Before this trip, I thought I lived in “the north.” Now I realize that I’m a southerner in relation to the Arctic, a wild, rugged land with a silence deeper than any I’ve ever heard, where polar bears pace rocky beaches, and village streets echo with the singing howls of sled dogs.
This fall, I’ve been involved in some interesting events.
I spoke at a Fibre Arts Symposium in Amherst, Nova Scotia organized by Deanne Fitzpatrick, where I met many creative women and saw marvelous quilts and hooked rugs.
I was delighted to give a reading at the New Brunswick Writer’s Federation Fall Fair.
I’m involved in a project sponsored by the N.B. Writer’s Federation and Laubach Literacy – 21 writers were paired with 21 adults who have only recently learned to read. We are writing their stories, to be collected in a book of non-fiction narratives, as a way of celebrating these new readers, breaking down the stigma associated with low literacy skills, and drawing the public’s attention to the serious literacy deficit in New Brunswick.
As well, I’m helping fundraise for the Tracey Fox-McQuade Memorial Scholarship. Tracey was the manager of a Coles bookstore who died tragically last year. The scholarship will go to a student at the Harbourview High School in West Saint John. Please email me if you’d to contribute to the fund.

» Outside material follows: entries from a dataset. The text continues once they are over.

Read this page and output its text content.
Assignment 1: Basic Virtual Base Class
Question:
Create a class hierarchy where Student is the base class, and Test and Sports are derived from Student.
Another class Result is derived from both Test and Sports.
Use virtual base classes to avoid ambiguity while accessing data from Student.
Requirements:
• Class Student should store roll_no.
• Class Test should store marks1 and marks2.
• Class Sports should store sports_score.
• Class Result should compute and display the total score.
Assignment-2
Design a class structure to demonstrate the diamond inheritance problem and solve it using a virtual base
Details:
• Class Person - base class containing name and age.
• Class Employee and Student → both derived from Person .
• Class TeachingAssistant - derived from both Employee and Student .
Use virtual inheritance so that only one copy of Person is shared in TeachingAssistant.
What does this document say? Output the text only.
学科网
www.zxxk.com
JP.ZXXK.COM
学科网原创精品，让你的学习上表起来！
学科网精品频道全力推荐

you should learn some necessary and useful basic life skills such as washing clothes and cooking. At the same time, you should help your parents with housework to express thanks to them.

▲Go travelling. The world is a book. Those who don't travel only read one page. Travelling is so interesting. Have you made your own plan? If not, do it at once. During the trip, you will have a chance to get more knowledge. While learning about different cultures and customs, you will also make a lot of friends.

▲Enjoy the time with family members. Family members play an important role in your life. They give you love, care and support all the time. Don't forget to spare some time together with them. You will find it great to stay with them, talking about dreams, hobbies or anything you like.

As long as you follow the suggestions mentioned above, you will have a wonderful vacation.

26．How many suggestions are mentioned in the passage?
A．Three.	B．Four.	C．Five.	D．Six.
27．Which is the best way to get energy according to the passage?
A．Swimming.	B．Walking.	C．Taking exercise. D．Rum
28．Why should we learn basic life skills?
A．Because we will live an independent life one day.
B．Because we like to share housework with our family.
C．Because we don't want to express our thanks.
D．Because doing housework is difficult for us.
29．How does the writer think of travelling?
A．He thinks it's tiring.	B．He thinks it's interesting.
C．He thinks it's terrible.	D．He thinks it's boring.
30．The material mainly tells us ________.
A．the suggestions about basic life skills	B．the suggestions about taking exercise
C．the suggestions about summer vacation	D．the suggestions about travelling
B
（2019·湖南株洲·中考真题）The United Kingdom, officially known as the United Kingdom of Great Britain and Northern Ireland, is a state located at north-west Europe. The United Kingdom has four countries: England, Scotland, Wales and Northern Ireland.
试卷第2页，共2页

Thank all of you who write to me, asking when you can read the new novel. It is so heartening to hear from readers. I keep you in my mind, like a circle of friends. As I write, I think – “What would the reader want?”
I am still in the editing process, but hope to be finally finished with all the edits (final draft, line edit, and copy edit) sometime this winter. My publishers and I are still not sure what the title will be. We keep waiting for that elusive perfect name! I’m getting closer to the final book as, under the keen eyes of a perceptive (and patient!) editor, the novel gets better and better.
Keep waiting, keep in touch! Your caring means so much to me.
Now that the sun is often hidden by clouds, the kitchen stove is fired up, heating our otherwise solar-heated water.
My ponies have thick, furry coats. The gardens are tilled and mulched. The Hallowe’en pumpkins have been frozen, and have sagging grins. The skis are waiting in the woodshed. Our house, filled with food and firewood, feels like a ship, sailing into winter.